C’è
troppo pessimismo economico ingiustificato
Di
Carlo Pelanda
La scorsa
settimana il Fondo monetario internazionale ha previsto crescita zero nel 2008
per l’Italia e la Banca d’Italia è insorta
contro tale scenario giudicandolo troppo pessimista. Ambedue le istituzioni
hanno centri di ricerca di grande qualità. Chi ha ragione?
In generale,
nel mondo dei think tank, centri universitari, guru dell’economia, uffici
ricerche delle istituzioni e degli analisti di vario tipo si nota da mesi una
inconsueta varietà di opinioni sulla crisi in atto ed in arrivo. Alcuni parlano
di un crisi simile al 1929 che devastò il globo. Altri dicono che la crisi
finanziaria è passata, ma avrà lo strascico di una recessione in America. Ci si
divide sull’entità e sul quanto impatterà sull’Europa. La confusione è
notevole. A questa va aggiunto il silenzio sulla materia che ci interessa di
più al momento: quanta inflazione la
Bce stima per l’eurozona nei prossimi 18 mesi e in base a
questo quando abbasserà i tassi o meno? Lo scenario peggiore, infatti, è quello
di stagnazione economica combinata con più inflazione e costo del denaro
elevato, e dei mutui a tasso variabile, per contenerla. Ci siamo vicini o tale
caso peggiore sarà evitato? Provo a dirvi la mia esattamente come la ho detta
ai ricercatori che dirigo per orientare le loro analisi di scenario. Il punto è
che sta cambiando la struttura che ha retto per decenni il mercato
internazionale. L’America da importatore di merci di tutto il mondo sta
diventando esportatore o comunque assorbirà di meno produzioni globali perché
non regge più troppi consumi finanziati con debito privato. Il dollaro, per
conseguenza del fenomeno detto e per la perdita di credibilità dovuta alla
crisi finanziaria, è sempre di meno moneta di riferimento. Questi due fatti
stanno creando situazioni nuove di cui nessuno ha esperienza e generano
inquietudine. Il pessimismo, poi, prevale perché tutte le economie del pianeta sono diventate
più o meno ricche in una situazione dove l’America importava tanto ed il
dollaro era il riferimento. Senza queste due condizioni c’è il timore di un
crack colossale o comunque di una brutta crisi sistemica. In sintesi, molti
scenari propendono verso il pessimismo perché gli analisti temono che stia
cedendo il pilastro americano del mercato globale. Per questo ne prevedono la
caduta e situazioni molto brutte per le economie più fragili, tra cui l’Italia.

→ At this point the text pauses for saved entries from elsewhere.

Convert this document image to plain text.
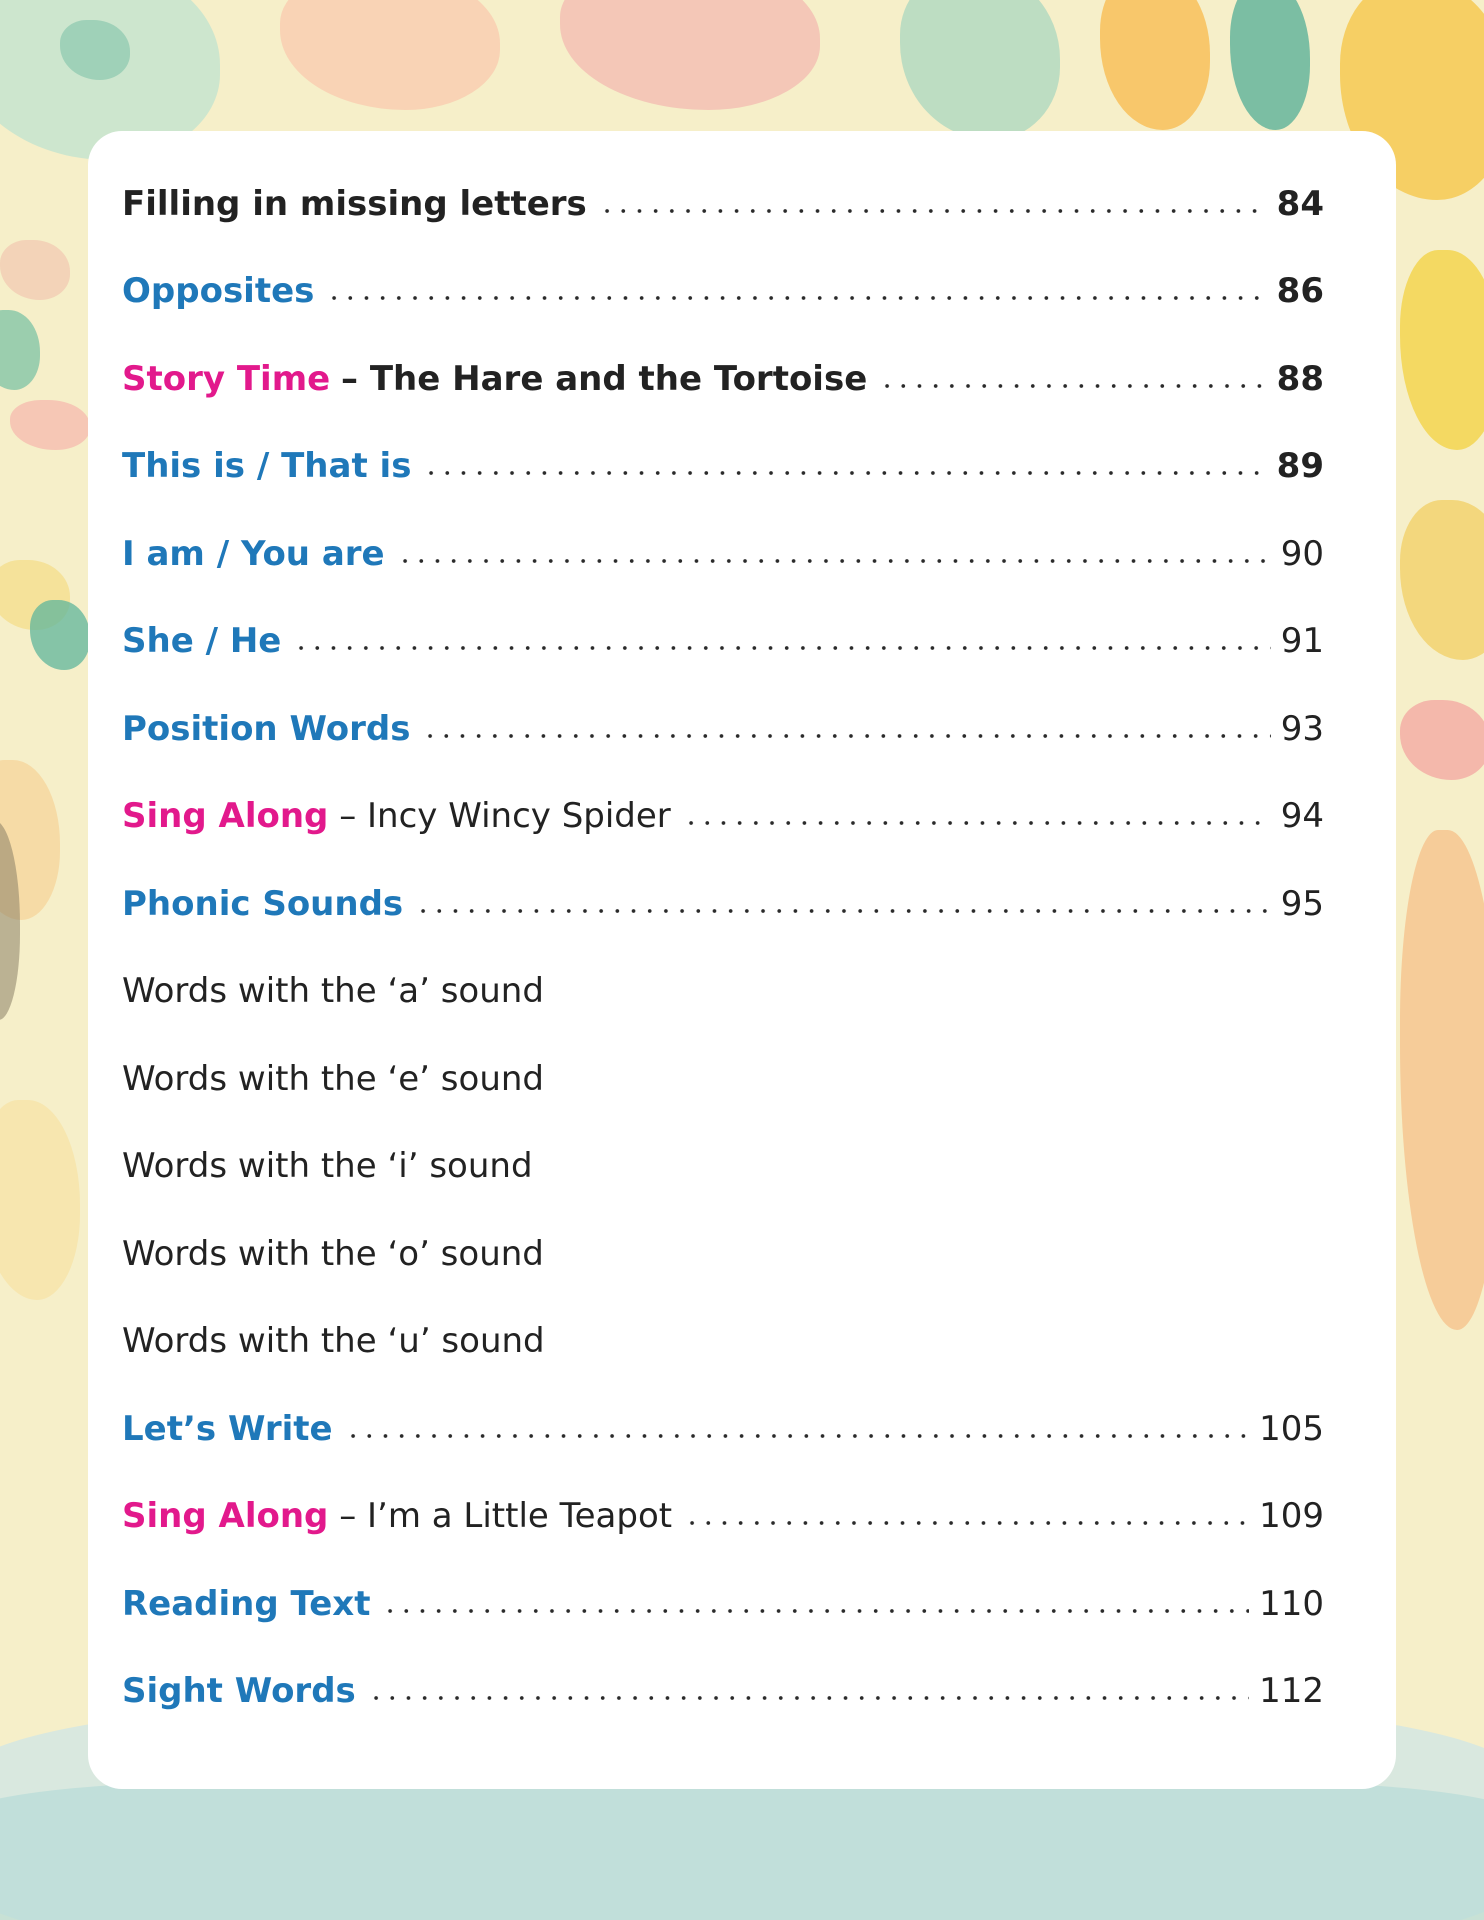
Filling in missing letters	84
Opposites	86
Story Time – The Hare and the Tortoise	88
This is / That is	89
I am / You are	90
She / He	91
Position Words	93
Sing Along – Incy Wincy Spider	94
Phonic Sounds	95
Words with the ‘a’ sound
Words with the ‘e’ sound
Words with the ‘i’ sound
Words with the ‘o’ sound
Words with the ‘u’ sound
Let’s Write	105
Sing Along – I’m a Little Teapot	109
Reading Text	110
Sight Words	112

Ma non vedo un crollo di America e dollaro. Certamente il sistema americano si
sta modificando perché non può reggere un eccesso di consumi, debiti privati e
di importazioni, ma non sta implodendo. Il valore di cambio di dollaro si
rialzerà non tanto per forza propria, ma perché tutti nel mondo hanno interesse
che resti moneta di riferimento. Infatti la Bce dovrà ridurre i tassi entro il 2008 sia per
contrastare la recessione sia per aiutare il rialzo del dollaro stesso e non uccidere
gli esportatori. Ora tace perché vuole che i governi europei tengano posizioni
disinflazionistiche, ma tra qualche mese lo farà. La crisi finanziaria è stata
contenuta. In conclusione, tra un anno circa il sistema dovrebbe riorganizzarsi
e ripartire in crescita. Per questi motivi vedo nei dati una crisi media e non
certo la catastrofe. Resta comunque prioritario per l’Italia rafforzare
l’efficienza economica, e politica, interna: il rischio vero è che non
riusciremo a riagganciare la ripresa globale del 2009.